But Thursday is the REAL Holy Grail. The holiest of all holiest of Holy Grails.
Thursday is a day trip to the Currier Museum to see one of the 233 known surviving published copies of Shakespeare's First Folio of plays. 500 or so more copies are out there, either truly existing or already destroyed, but this one is close enough to practically touch.
Okay, so it's not the Lindisfarne Gospels nor the only existing original written copy of Beowulf, but still. I'm not planning a trip to the British Library anytime soon. Besides, I don't even have to go find the First Folio; it practically finds me.
This is when we say, "Hurrah for friends!" because had it not been for two of the late Will's pals deciding to publish previously unpublished plays of his, we might have lost much of Shakespeare's greatest works. Also, we say "Hurrah for friends!" because my pal drives up there so we can go see this masterpiece marvel of 1623 printing technology.
Of course the book, encased in thick, highly alarmed glass, is open to the "To be or not to be" soliloquy from Hamlet. This, to me, is an amateur move, but there are so many plebeians coming to view it, the museum probably wanted something everyone would easily recognize. I suspect that if I want to turn the pages, I'll have to do it virtually via the British Library's website (a brilliant technological move on their part for their extremely precious and valuable manuscripts).
Even though my friend and I are the first people into the museum, an older man muscles his way in front of us to see the First Folio. This is the same man who, in a nearly empty parking lot, chose to park so close to my friend's car that we had to move to a different spot just to open the door. As I wait impatiently behind the old gent, I notice two things: I cannot see past him and he smells.

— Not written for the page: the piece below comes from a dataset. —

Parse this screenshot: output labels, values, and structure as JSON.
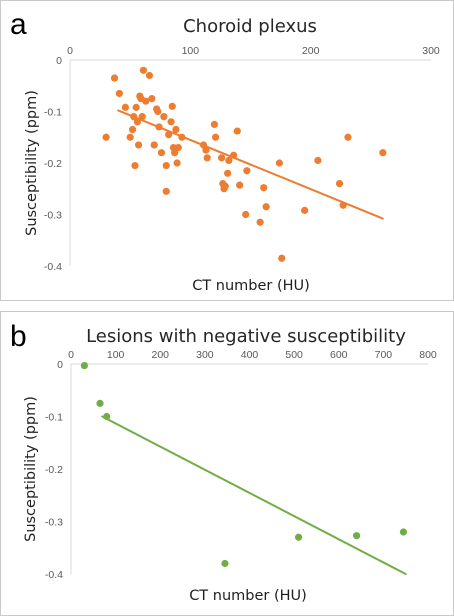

No, really, he smells like he hasn't bathed in weeks nor used deodorant ever in his life. I don't care, though. Stinky Cheese Man is not going to drive me away from the Holy Grail of the Literary World.
When it is finally my turn, I silently and carefully drool over the manuscript. I can hardly believe my eyes that I am staring at a book that is nearly 400 years old and that is the hotly-contested center of the literary canon. I wrap my head around the reality that the greatest of all literary thieves (Shakespeare built much of his magnificent plots around snippets of factual information) concocted so many brilliant and magnificent characters and dialogue. His rhyming ability alone dizzies common sense.
Afterward, my friend and I mosey downstairs to see the terribly lame Shakespeare's Potions display, which we almost miss because it is tucked into a dead-end hallway on the way to the lower bathrooms. If we didn't have to pee while we were closer to the main stairs than to the entrance, we would've missed it entirely. There, though, is an enlarged version of Shakespeare's First Folio, a hands-on version that invites visitors to find their favorite passage.
Oh, so many. So very, very many.
I flip the pages to Much Ado About Nothing, the first Shakespeare I ever encountered (Thank you, Sam Waterson, Kathleen Widdoes, the York Shakespeare Festival, and the marvels of modern television circa 1973) and find one of my favorite parts (made even more dear to me by the Branagh version twenty years after the York production). "Here," I tell myself and my friend. "I'll leave it here."
As Don Pedro would say, "By my troth, a good song." And so, I leave thee.
Sigh no more, ladies, sigh nor more; Men were deceivers ever. One foot in sea and one on shore, To one thing constant never. Then sigh not so, But let them go, And be you blithe and bonny; Converting all your sounds of woe Into Hey nonny, nonny. Sing no more ditties, sing no mo, Or dumps so dull and heavy; The fraud of men was ever so, Since summer first was leavy. Then sigh not so, But let them go, And be you blithe and bonny, Converting all your sounds of woe Into Hey, nonny, nonny.